Alan suddenly had to run off to the pharmacy, so I was left with Roger who enlightened me to the identity of the “apothecary” mentioned in the reports. “It’s Joseph Healy,” he tells me, one of the Manchester Radicals wounded at Peterloo. “His father was a ‘cowleach’, which was a primitive sort of vet, and he passed the knowledge down to his son. But he doctored men and women too, you know, there wasn’t much choice sometimes if you needed a tooth removed.”

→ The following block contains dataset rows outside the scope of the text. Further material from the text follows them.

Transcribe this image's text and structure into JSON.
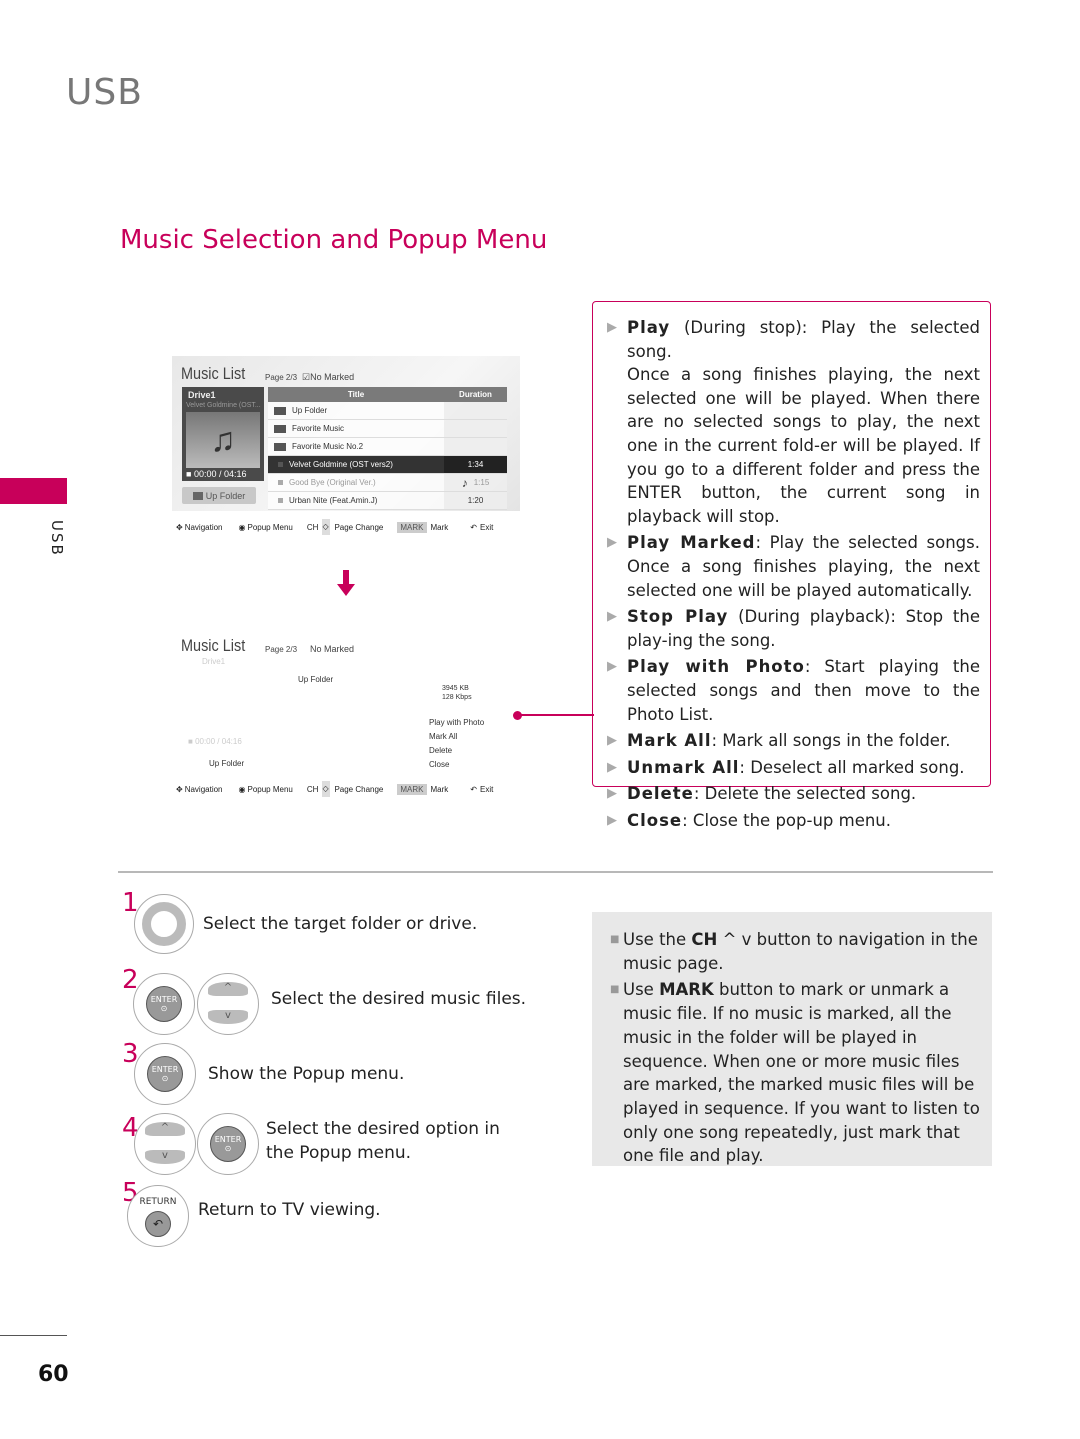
{
  "chapter": "USB",
  "side_label": "USB",
  "page_number": "60",
  "section_title": "Music Selection and Popup Menu",
  "colors": {
    "accent": "#c8005a",
    "gray_text": "#777777",
    "note_bg": "#e8e8e8"
  },
  "screen1": {
    "title": "Music List",
    "page": "Page 2/3",
    "marked": "No Marked",
    "drive": "Drive1",
    "now_playing": "Velvet Goldmine (OST...",
    "time": "00:00 / 04:16",
    "up_folder_button": "Up Folder",
    "table": {
      "headers": [
        "Title",
        "Duration"
      ],
      "rows": [
        {
          "title": "Up Folder",
          "duration": "",
          "type": "up-folder"
        },
        {
          "title": "Favorite Music",
          "duration": "",
          "type": "folder"
        },
        {
          "title": "Favorite Music No.2",
          "duration": "",
          "type": "folder"
        },
        {
          "title": "Velvet Goldmine (OST vers2)",
          "duration": "1:34",
          "type": "song-selected"
        },
        {
          "title": "Good Bye (Original Ver.)",
          "duration": "1:15",
          "type": "song-playing"
        },
        {
          "title": "Urban Nite (Feat.Amin.J)",
          "duration": "1:20",
          "type": "song"
        }
      ]
    }
  },
  "guide_bar": {
    "navigation": "Navigation",
    "popup_menu": "Popup Menu",
    "ch": "CH",
    "page_change": "Page Change",
    "mark_key": "MARK",
    "mark": "Mark",
    "exit": "Exit"
  },
  "screen2": {
    "title": "Music List",
    "page": "Page 2/3",
    "marked": "No Marked",
    "drive": "Drive1",
    "up_folder": "Up Folder",
    "size": "3945 KB",
    "bitrate": "128 Kbps",
    "time": "00:00 / 04:16",
    "up_folder_button": "Up Folder",
    "popup_menu": [
      "Play with Photo",
      "Mark All",
      "Delete",
      "Close"
    ]
  },
  "options": [
    {
      "name": "Play",
      "text": " (During stop): Play the selected song.",
      "extra": "Once a song finishes playing, the next selected one will be played. When there are no selected songs to play, the next one in the current fold-er will be played. If you go to a different folder and press the ENTER button, the current song in playback will stop."
    },
    {
      "name": "Play Marked",
      "text": ": Play the selected songs. Once a song finishes playing, the next selected one will be played automatically."
    },
    {
      "name": "Stop Play",
      "text": " (During playback): Stop the play-ing the song."
    },
    {
      "name": "Play with Photo",
      "text": ": Start playing the selected songs and then move to the Photo List."
    },
    {
      "name": "Mark All",
      "text": ": Mark all songs in the folder."
    },
    {
      "name": "Unmark All",
      "text": ": Deselect all marked song."
    },
    {
      "name": "Delete",
      "text": ": Delete the selected song."
    },
    {
      "name": "Close",
      "text": ": Close the pop-up menu."
    }
  ],
  "steps": [
    {
      "num": "1",
      "text": "Select the target folder or drive."
    },
    {
      "num": "2",
      "text": "Select the desired music files."
    },
    {
      "num": "3",
      "text": "Show the Popup menu."
    },
    {
      "num": "4",
      "text": "Select the desired  option in the Popup menu."
    },
    {
      "num": "5",
      "text": "Return to TV viewing."
    }
  ],
  "remote": {
    "enter": "ENTER",
    "return": "RETURN"
  },
  "notes": [
    {
      "pre": "Use the ",
      "key": "CH",
      "post": "  ^ v  button to navigation in the music page."
    },
    {
      "pre": "Use ",
      "key": "MARK",
      "post": " button to mark or unmark a music file. If no music is marked, all the music in the folder will be played in sequence. When one or more music files are marked, the marked music files will be played in sequence. If you want to listen to only one song repeatedly, just mark that one file and play."
    }
  ]
}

A second meeting was planned in Lymm but after the first one Trafford made considerable efforts to suppress dissent. On January 30th 1817 a meeting was held at the school attended by “numerous and respectable” peoples who expressed their regret at “the mischievous endeavours of designing and disaffected people to create discontent and disorder among the labouring classes in this parish.” In a significant move, the meeting voted to immediately appoint and swear in 20 special constables so that “if rebellion should dare to raise its crest it may be cast down.” Threatened with such strong military presence, the second meeting never went ahead.

“Lymm was on the fringe of everything,” Alan points out, animated on his return from the pharmacy, “not a satellite of Manchester.” But it was connected through the ship canal which brought fustian over to local cottages and workshops. The fustian industry didn’t pump thick smoke into the countryside but did involve 12-hour working days for children.

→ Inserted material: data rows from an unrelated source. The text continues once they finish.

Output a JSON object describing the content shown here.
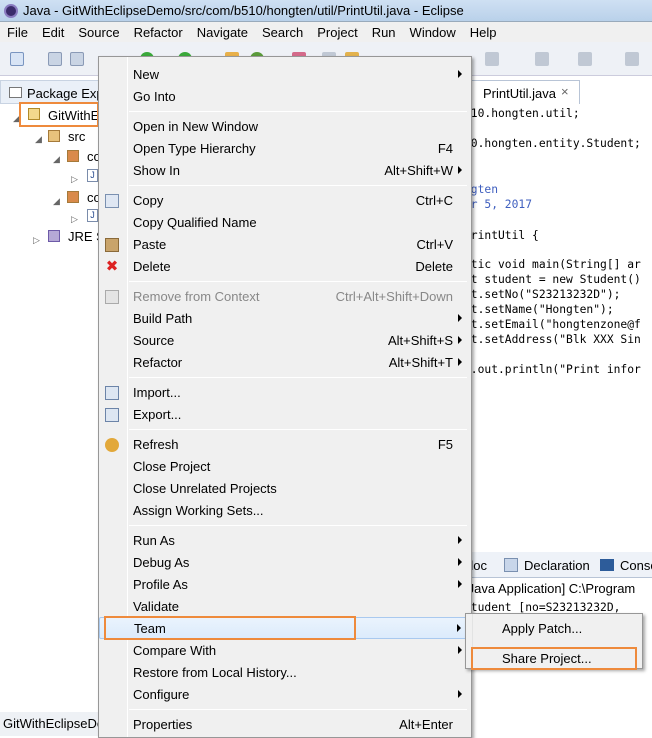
{
  "window": {
    "title": "Java - GitWithEclipseDemo/src/com/b510/hongten/util/PrintUtil.java - Eclipse"
  },
  "menubar": [
    "File",
    "Edit",
    "Source",
    "Refactor",
    "Navigate",
    "Search",
    "Project",
    "Run",
    "Window",
    "Help"
  ],
  "explorer": {
    "tab_label": "Package Exp",
    "project": "GitWithE",
    "src": "src",
    "pkg1": "co",
    "pkg2": "co",
    "jre": "JRE S",
    "file_icon": "J"
  },
  "status": {
    "text": "GitWithEclipseDe"
  },
  "editor": {
    "tab_label": "PrintUtil.java",
    "close": "×",
    "lines": [
      {
        "text": "510.hongten.util;"
      },
      {
        "text": "10.hongten.entity.Student;"
      },
      {
        "text": "ngten"
      },
      {
        "text": "ar 5, 2017"
      },
      {
        "text": "PrintUtil {"
      },
      {
        "text": "atic void main(String[] ar"
      },
      {
        "text": "nt student = new Student()"
      },
      {
        "text": "nt.setNo(\"S23213232D\");"
      },
      {
        "text": "nt.setName(\"Hongten\");"
      },
      {
        "text": "nt.setEmail(\"hongtenzone@f"
      },
      {
        "text": "nt.setAddress(\"Blk XXX Sin"
      },
      {
        "text": "m.out.println(\"Print infor"
      }
    ]
  },
  "bottom": {
    "tab_doc": "doc",
    "tab_declaration": "Declaration",
    "tab_console": "Conso",
    "line1": "[Java Application] C:\\Program",
    "line2": "Student [no=S23213232D,"
  },
  "context_menu": {
    "items": [
      {
        "label": "New",
        "shortcut": "",
        "submenu": true
      },
      {
        "label": "Go Into",
        "shortcut": ""
      },
      {
        "label": "Open in New Window",
        "shortcut": ""
      },
      {
        "label": "Open Type Hierarchy",
        "shortcut": "F4"
      },
      {
        "label": "Show In",
        "shortcut": "Alt+Shift+W",
        "submenu": true
      },
      {
        "label": "Copy",
        "shortcut": "Ctrl+C"
      },
      {
        "label": "Copy Qualified Name",
        "shortcut": ""
      },
      {
        "label": "Paste",
        "shortcut": "Ctrl+V"
      },
      {
        "label": "Delete",
        "shortcut": "Delete"
      },
      {
        "label": "Remove from Context",
        "shortcut": "Ctrl+Alt+Shift+Down",
        "disabled": true
      },
      {
        "label": "Build Path",
        "shortcut": "",
        "submenu": true
      },
      {
        "label": "Source",
        "shortcut": "Alt+Shift+S",
        "submenu": true
      },
      {
        "label": "Refactor",
        "shortcut": "Alt+Shift+T",
        "submenu": true
      },
      {
        "label": "Import...",
        "shortcut": ""
      },
      {
        "label": "Export...",
        "shortcut": ""
      },
      {
        "label": "Refresh",
        "shortcut": "F5"
      },
      {
        "label": "Close Project",
        "shortcut": ""
      },
      {
        "label": "Close Unrelated Projects",
        "shortcut": ""
      },
      {
        "label": "Assign Working Sets...",
        "shortcut": ""
      },
      {
        "label": "Run As",
        "shortcut": "",
        "submenu": true
      },
      {
        "label": "Debug As",
        "shortcut": "",
        "submenu": true
      },
      {
        "label": "Profile As",
        "shortcut": "",
        "submenu": true
      },
      {
        "label": "Validate",
        "shortcut": ""
      },
      {
        "label": "Team",
        "shortcut": "",
        "submenu": true
      },
      {
        "label": "Compare With",
        "shortcut": "",
        "submenu": true
      },
      {
        "label": "Restore from Local History...",
        "shortcut": ""
      },
      {
        "label": "Configure",
        "shortcut": "",
        "submenu": true
      },
      {
        "label": "Properties",
        "shortcut": "Alt+Enter"
      }
    ]
  },
  "team_submenu": {
    "items": [
      {
        "label": "Apply Patch..."
      },
      {
        "label": "Share Project..."
      }
    ]
  },
  "colors": {
    "highlight": "#ee8a3c",
    "selection": "#dcebfc",
    "accent": "#3875d7"
  }
}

“There’s a lot of community events here. They’re always well supported,” Roger asserts. “We’ve got the annual festival,” Alan chimes in, “the big Historic Transport Day. Rushbearing which is still going, the Lymm May Queen which is still going, and soulcaking which is still going and the oldest one of the lot.”

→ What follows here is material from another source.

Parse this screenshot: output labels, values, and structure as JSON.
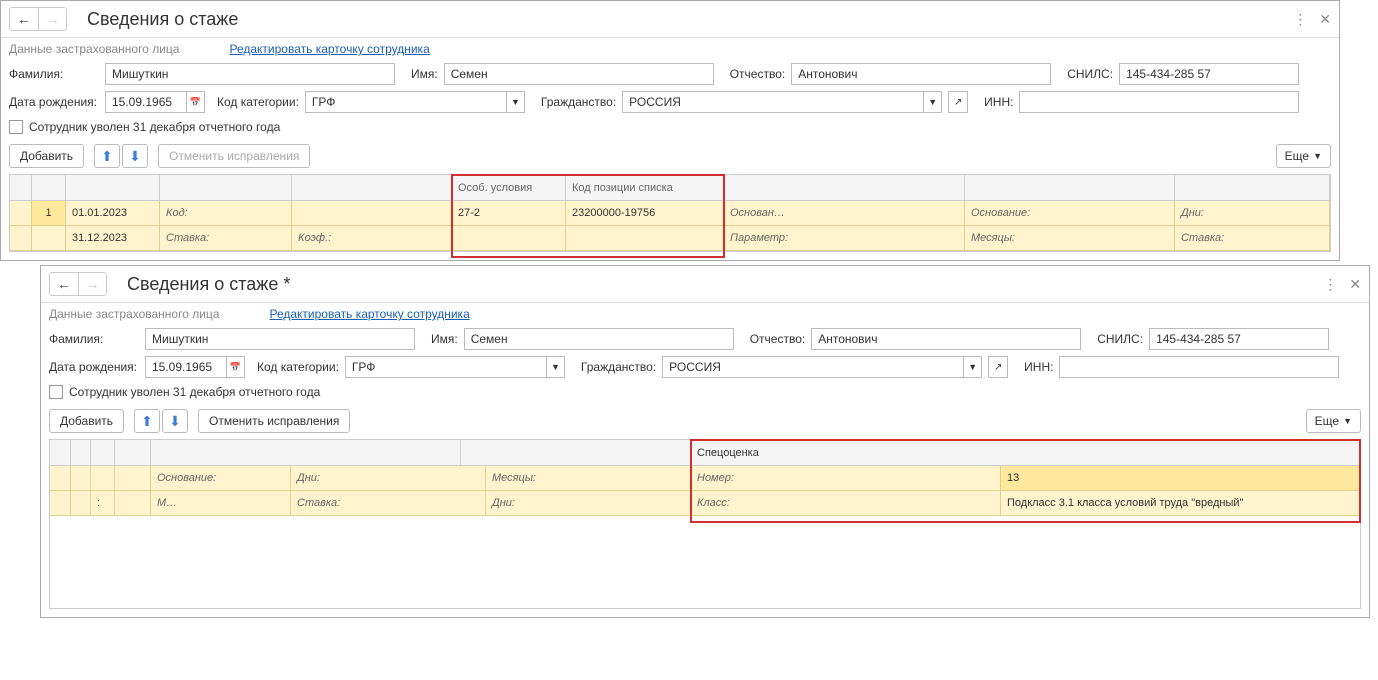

“The thing is, so many of the traditions died out elsewhere partly because of the First World War, but also because industrialisation saw them off and we didn’t have that level of industrialisation. Here at the heritage centre, we keep traditions going so newcomers can learn about where they live.” They show me a side room packed to the rafters with exhibits. “The museum and heritage centre is so… expendable.” Outside, rain unexpectedly tears through fustian sky.

In the Victorian period, this picturesque village became a popular residence for merchants, commencing Lymm’s transformation into an affluent commuter spot, where property prices continue to drive out local families.

As I waited over an hour for the missing bus – heavy rain turning to hail, pelting the village square – I wondered how many protesters could have gathered at the Cross. Who could weather unpaid time off work; were the gentry nearby monitoring them, scanning faces who they would later reprimand, go out of their way to prosecute?

I was starting to agree with something Alan said earlier: “Did the people here feel disaffected? Did they buy the arguments for Reform? To us, now, they’re so obvious but when you take that to the present day – there are so many obvious arguments for what is wrong with the government structure in this country today and yet the majority of the population are sold by the government that this is the best way. So we’re easily convinced, I think, sometimes. You look back and think: ‘Why didn’t you do more?’ But it was so hard for them.”